“Felizes os puros de coração, porque verão a Deus.” (Mateus
5, 8)
Estar puro ou não, sempre foi uma questão colocada pelos
fariseus e publicanos no tempo de Jesus. Aliás, quando ele curava um leproso,
considerado “impuro” no seu tempo, Jesus sempre lhe pedia para ir mostrar-se ao
sacerdote no templo. Isso, porquê, era o sacerdote que deveria depois dizer
publicamente que aquela pessoa já não se encontrava impura e assim podia voltar
novamente ao seio da comunidade judaica.
“Ao descer do monte, seguia-o uma enorme multidão. Foi,
então, abordado por um leproso que se prostrou diante dele, dizendo-lhe:
«Senhor, se quiseres, podes purificar-me.» Jesus estendeu a mão e tocou-o,
dizendo: «Quero, fica purificado!» No mesmo instante, ficou purificado da
lepra. Jesus, porém, disse-lhe: «Vê, não o digas a ninguém; mas vai mostrar-te
ao sacerdote e apresenta a oferta que Moisés preceituou, para que lhes sirva de
testemunho.»" (Mateus 8, 1-4)
Jesus ao curar o leproso, estendeu-lhe a mão e tocou-o. Isto
é realmente magnífico porque era Ele que tomava a iniciativa, sem muitas
palavras.
Para além disso, a doença da lepra, no tempo de jesus, era
incurável e também contagiosa, e por causa disso, percebe-se que o afastar das
pessoas doentes do círculo da comunidade, também era no intuito de manter a
saúde pública da época.
Doenças como a lepra e outras, podiam dizimar aldeias
inteiras ou até cidades.
Isto de impureza e pureza parece ser um tema ultrapassado no
nosso tempo. Mas julgo, que não é bem assim!

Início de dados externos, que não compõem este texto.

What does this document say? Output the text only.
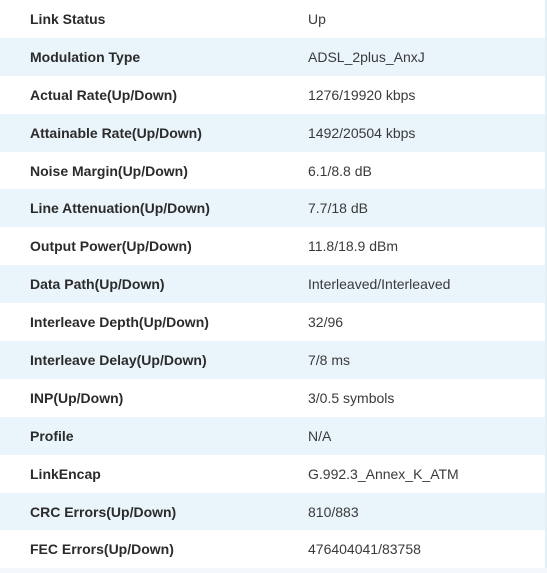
Link Status	Up
Modulation Type	ADSL_2plus_AnxJ
Actual Rate(Up/Down)	1276/19920 kbps
Attainable Rate(Up/Down)	1492/20504 kbps
Noise Margin(Up/Down)	6.1/8.8 dB
Line Attenuation(Up/Down)	7.7/18 dB
Output Power(Up/Down)	11.8/18.9 dBm
Data Path(Up/Down)	Interleaved/Interleaved
Interleave Depth(Up/Down)	32/96
Interleave Delay(Up/Down)	7/8 ms
INP(Up/Down)	3/0.5 symbols
Profile	N/A
LinkEncap	G.992.3_Annex_K_ATM
CRC Errors(Up/Down)	810/883
FEC Errors(Up/Down)	476404041/83758
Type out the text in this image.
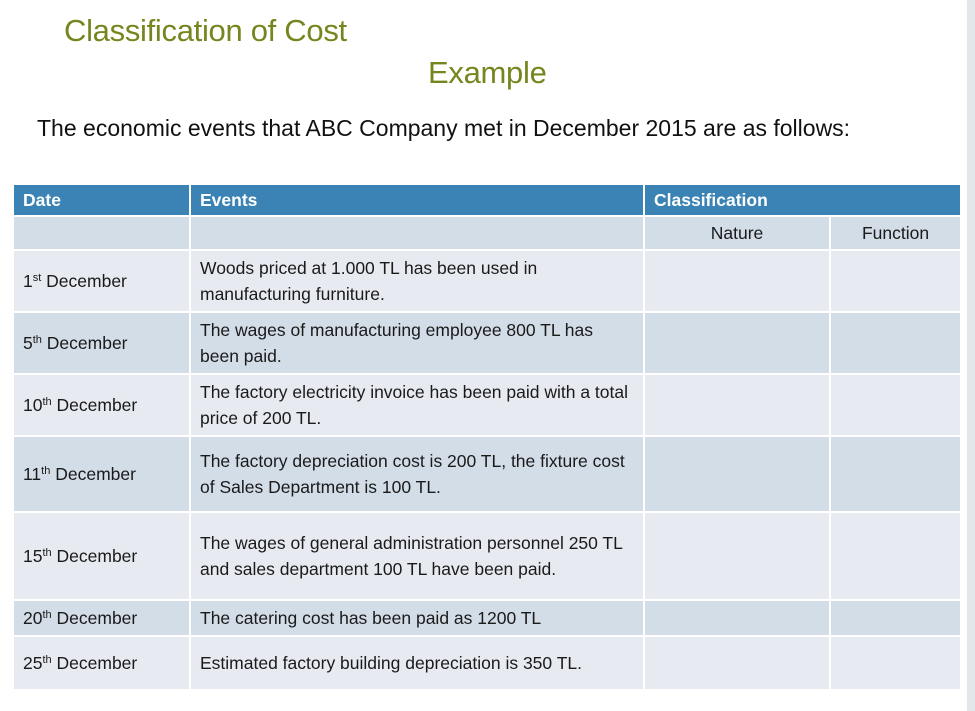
Classification of Cost
Example
The economic events that ABC Company met in December 2015 are as follows:
Date	Events	Classification	
		Nature	Function
1st December	Woods priced at 1.000 TL has been used in manufacturing furniture.		
5th December	The wages of manufacturing employee 800 TL has been paid.		
10th December	The factory electricity invoice has been paid with a total price of 200 TL.		
11th December	The factory depreciation cost is 200 TL, the fixture cost of Sales Department is 100 TL.		
15th December	The wages of general administration personnel 250 TL and sales department 100 TL have been paid.		
20th December	The catering cost has been paid as 1200 TL		
25th December	Estimated factory building depreciation is 350 TL.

Hoje em dia, a questão coloca-se ainda, mas de outras formas
e vestida de novos conceitos.
Por vezes, até acaba-se por enaltecer mais a impureza do que
a pureza. Ou transformar uma na outra, dando-lhe novos conceitos conforme os
intervenientes.
Por exemplo, o caso da doença da HIV, conhecida em alguns
países como a Sida.
Um artista, quando morre de Sida, é quase que idolatrado
como um herói. Lembromo-me do grande cantor Freddie Mercury (QUEEN), cujas as
músicas encantaram o mundo. Eu especialmente, até hoje, gosto de ouvi-las. São músicas
que sempre irão ultrapassar o tempo e ficarão sempre na minha memória.
No entanto, se falarmos das pessoas, não famosas, mas também
infetadas com o HIV, então, tudo muda de figura.
Aliás, ainda hoje, se alguém assumir que está com o HIV, as
pessoas, por mais compreensivas que sejam, irão se afastar ou pelo menos, não
estar tão perto dessa pessoa.
É facto, também, que mesmo que a referida doença já possa
ser controlada com medicamentos, hoje em dia, ainda assim, é um obstáculo
social em termos de emprego, por exemplo.
Então, a questão de pureza e impureza, ainda que com novos
nomes, atualmente também gera polêmica na sociedade moderna.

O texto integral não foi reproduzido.